Johannes Maccovius, also known as
Jan Makowsky, was a
Polish Reformed theologian. He was born at
Lobzenica,
Poland in 1588 and died at
Franeker, the
Netherlands on
June 24,
1644. He was married three times, his first wife was Antje van Uylenburgh, a sister of
Saskia van Uylenburg. In 1634, at the time
Rembrandt married Saskia, she helped out her brother-in-law, after his wife died.
After visiting various universities (in 1607 in Danzig) and as the tutor of young Polish nobles, holding disputations with
Jesuits and
Socinians, Maccovius entered into the
University of Franeker in 1613. There he became
privat-docent in 1614 and professor of theology in 1615. In later years, the fame of Maccovius attracted many students to Franeker.

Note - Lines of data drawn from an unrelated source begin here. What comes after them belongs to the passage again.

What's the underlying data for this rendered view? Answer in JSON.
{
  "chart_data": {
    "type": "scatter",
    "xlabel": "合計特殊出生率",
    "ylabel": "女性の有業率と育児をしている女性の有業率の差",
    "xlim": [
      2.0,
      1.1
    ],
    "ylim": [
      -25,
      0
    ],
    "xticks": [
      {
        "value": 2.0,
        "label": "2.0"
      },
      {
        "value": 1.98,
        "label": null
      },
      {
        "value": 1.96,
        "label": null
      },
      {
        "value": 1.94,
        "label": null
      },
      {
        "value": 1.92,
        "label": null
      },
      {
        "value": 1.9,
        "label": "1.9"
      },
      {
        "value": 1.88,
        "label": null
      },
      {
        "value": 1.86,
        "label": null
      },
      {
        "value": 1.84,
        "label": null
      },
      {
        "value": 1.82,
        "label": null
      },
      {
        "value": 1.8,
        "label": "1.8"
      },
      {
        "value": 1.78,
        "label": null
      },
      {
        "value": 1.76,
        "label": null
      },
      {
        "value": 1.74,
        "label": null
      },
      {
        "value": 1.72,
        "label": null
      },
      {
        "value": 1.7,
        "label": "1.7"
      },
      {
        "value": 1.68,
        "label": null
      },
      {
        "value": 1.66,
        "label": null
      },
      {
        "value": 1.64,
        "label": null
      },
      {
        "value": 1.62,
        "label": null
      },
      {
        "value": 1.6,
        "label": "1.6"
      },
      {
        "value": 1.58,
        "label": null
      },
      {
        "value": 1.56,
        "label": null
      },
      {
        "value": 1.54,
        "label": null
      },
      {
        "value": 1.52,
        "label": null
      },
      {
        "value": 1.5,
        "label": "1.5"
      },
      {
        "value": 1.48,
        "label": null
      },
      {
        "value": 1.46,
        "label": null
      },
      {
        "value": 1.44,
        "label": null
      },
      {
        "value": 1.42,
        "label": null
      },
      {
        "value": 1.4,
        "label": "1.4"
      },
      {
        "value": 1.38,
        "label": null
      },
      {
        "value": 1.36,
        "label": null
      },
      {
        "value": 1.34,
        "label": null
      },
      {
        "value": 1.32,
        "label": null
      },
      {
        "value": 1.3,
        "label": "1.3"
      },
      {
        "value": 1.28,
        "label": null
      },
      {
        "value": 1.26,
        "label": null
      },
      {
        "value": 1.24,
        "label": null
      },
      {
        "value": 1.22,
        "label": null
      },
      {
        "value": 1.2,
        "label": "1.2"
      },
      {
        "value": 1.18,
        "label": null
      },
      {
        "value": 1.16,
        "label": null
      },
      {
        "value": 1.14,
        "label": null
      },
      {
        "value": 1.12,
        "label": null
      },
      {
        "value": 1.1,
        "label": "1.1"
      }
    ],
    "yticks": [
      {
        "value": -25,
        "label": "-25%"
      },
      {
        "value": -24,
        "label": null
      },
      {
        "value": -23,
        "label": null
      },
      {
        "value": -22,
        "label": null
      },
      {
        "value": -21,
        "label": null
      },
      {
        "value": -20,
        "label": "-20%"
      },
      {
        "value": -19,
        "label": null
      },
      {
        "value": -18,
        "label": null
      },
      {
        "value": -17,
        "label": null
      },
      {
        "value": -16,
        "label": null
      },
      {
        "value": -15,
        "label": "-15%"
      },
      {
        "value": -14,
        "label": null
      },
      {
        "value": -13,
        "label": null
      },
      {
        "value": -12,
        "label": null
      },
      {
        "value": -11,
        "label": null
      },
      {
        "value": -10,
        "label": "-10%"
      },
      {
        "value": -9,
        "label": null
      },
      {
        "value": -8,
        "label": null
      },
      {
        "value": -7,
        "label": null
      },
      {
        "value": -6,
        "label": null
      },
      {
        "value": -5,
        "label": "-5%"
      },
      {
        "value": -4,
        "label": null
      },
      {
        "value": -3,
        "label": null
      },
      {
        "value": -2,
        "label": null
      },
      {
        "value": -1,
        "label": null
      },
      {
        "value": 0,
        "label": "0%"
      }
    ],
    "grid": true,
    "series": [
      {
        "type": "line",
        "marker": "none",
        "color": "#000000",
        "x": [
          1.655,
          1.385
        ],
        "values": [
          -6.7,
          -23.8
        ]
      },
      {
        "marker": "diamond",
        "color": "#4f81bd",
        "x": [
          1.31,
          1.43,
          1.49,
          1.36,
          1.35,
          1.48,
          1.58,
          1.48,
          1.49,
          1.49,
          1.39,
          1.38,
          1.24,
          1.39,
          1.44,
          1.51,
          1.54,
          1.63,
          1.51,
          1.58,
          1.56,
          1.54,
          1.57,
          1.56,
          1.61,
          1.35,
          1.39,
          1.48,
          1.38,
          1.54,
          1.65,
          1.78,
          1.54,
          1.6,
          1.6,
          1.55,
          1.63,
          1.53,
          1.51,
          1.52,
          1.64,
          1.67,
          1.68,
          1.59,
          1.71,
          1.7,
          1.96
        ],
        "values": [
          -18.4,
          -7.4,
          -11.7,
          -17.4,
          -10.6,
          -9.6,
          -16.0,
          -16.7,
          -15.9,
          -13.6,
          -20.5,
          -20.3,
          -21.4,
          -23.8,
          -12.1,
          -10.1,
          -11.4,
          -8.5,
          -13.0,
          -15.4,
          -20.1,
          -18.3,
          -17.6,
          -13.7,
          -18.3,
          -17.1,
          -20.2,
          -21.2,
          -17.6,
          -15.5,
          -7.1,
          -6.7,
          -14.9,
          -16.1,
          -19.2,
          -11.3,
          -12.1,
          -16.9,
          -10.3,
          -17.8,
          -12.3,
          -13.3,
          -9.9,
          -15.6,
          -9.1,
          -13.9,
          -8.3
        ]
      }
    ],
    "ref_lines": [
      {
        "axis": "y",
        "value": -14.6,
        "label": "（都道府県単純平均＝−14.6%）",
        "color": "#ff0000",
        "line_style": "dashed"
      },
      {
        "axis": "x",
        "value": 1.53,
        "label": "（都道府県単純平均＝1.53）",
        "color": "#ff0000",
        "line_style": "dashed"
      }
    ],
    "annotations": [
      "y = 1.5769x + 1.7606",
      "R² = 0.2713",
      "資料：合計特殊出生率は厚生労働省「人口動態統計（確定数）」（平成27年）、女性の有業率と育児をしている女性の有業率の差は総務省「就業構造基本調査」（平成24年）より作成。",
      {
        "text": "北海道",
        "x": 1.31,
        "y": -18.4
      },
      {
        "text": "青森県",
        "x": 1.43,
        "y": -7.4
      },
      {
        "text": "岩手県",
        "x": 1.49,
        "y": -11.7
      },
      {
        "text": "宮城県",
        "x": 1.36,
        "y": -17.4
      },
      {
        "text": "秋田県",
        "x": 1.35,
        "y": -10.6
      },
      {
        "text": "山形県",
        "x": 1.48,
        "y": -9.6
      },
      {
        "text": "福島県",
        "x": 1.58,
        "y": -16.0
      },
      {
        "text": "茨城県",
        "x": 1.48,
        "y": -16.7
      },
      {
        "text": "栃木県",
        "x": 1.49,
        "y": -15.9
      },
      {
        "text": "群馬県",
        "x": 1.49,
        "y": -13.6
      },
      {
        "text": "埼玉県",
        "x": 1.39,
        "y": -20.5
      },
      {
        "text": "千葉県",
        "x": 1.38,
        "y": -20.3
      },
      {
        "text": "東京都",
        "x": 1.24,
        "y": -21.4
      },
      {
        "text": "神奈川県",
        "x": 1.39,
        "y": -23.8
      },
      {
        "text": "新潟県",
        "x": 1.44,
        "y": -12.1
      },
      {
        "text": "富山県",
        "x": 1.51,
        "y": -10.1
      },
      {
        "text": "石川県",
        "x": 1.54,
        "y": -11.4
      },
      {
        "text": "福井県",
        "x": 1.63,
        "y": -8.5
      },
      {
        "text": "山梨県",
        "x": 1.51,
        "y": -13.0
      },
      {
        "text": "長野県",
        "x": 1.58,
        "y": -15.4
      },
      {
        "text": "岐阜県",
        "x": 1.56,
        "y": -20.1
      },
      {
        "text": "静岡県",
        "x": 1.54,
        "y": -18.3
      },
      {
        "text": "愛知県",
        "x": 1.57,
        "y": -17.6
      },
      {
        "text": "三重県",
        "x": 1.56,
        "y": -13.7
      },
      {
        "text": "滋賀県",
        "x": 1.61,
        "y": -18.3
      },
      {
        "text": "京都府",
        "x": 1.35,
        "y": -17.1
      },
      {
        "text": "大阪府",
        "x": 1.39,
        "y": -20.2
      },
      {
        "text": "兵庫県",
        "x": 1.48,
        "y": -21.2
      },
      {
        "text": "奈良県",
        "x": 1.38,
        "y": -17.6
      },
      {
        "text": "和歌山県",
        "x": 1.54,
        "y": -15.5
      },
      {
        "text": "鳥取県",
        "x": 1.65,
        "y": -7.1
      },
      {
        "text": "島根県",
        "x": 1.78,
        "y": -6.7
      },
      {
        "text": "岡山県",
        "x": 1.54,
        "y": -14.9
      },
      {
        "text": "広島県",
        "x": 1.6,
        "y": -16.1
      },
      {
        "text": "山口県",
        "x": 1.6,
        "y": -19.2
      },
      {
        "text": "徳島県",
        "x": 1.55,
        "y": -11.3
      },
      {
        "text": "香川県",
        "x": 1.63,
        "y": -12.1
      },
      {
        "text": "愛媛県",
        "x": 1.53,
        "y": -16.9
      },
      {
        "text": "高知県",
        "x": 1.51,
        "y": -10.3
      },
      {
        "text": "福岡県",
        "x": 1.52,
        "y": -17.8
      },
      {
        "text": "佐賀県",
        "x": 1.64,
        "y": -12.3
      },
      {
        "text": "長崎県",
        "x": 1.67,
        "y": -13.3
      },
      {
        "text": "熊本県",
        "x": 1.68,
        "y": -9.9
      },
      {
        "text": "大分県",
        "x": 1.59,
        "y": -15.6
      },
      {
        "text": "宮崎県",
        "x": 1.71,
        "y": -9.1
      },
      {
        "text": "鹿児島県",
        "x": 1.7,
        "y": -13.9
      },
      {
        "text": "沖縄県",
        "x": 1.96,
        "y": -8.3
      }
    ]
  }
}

Theologically, Maccovius was a
Calvinist, of the
supralapsarian school, and possessed
theses of a corresponding nature, defended in 1616 by one of his pupils, involved him in a controversy with his colleague
Sibrandus Lubbertus which was settled only by the
Synod of Dort in 1619. The synod, while neither approving or condemning his supralapsarianism, acquitted Maccovius of the charges of
heresy brought against him, but advised him to be more cautious and peaceable.

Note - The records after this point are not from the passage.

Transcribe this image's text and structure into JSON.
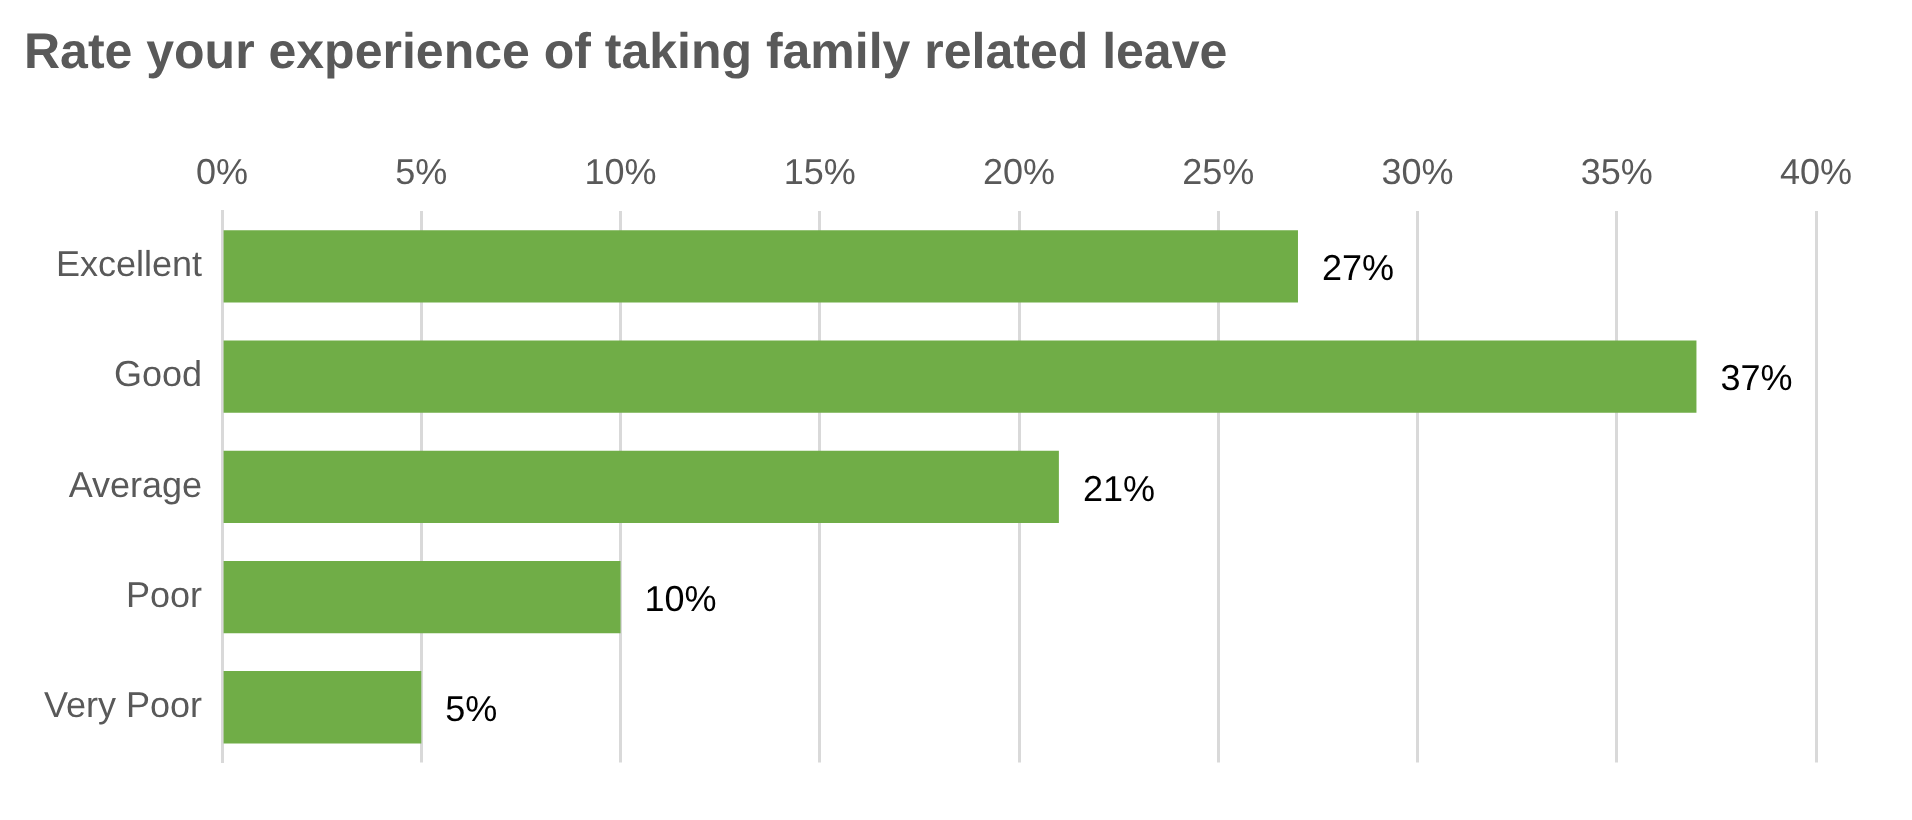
{
  "chart_data": {
    "type": "bar",
    "orientation": "horizontal",
    "title": "Rate your experience of taking family related leave",
    "categories": [
      "Excellent",
      "Good",
      "Average",
      "Poor",
      "Very Poor"
    ],
    "values": [
      27,
      37,
      21,
      10,
      5
    ],
    "value_labels": [
      "27%",
      "37%",
      "21%",
      "10%",
      "5%"
    ],
    "color": "#70ad47",
    "xlim": [
      0,
      40
    ],
    "xticks": [
      {
        "value": 0,
        "label": "0%"
      },
      {
        "value": 5,
        "label": "5%"
      },
      {
        "value": 10,
        "label": "10%"
      },
      {
        "value": 15,
        "label": "15%"
      },
      {
        "value": 20,
        "label": "20%"
      },
      {
        "value": 25,
        "label": "25%"
      },
      {
        "value": 30,
        "label": "30%"
      },
      {
        "value": 35,
        "label": "35%"
      },
      {
        "value": 40,
        "label": "40%"
      }
    ],
    "grid": "x",
    "legend": false
  }
}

Nevertheless, he became involved in another controversy at Dort with his subsequent colleague
William Ames by asserting that all things that must be believed are not necessarily true, that no impulse toward regeneration and effecting it exists in the unregenerate, and that Christ is the object of faith
because of whom, but not
in whom, man must believe.
Maccovius' theory of
Scripture was very free, and he distinguished sharply between scholarship and beliefs essential to salvation.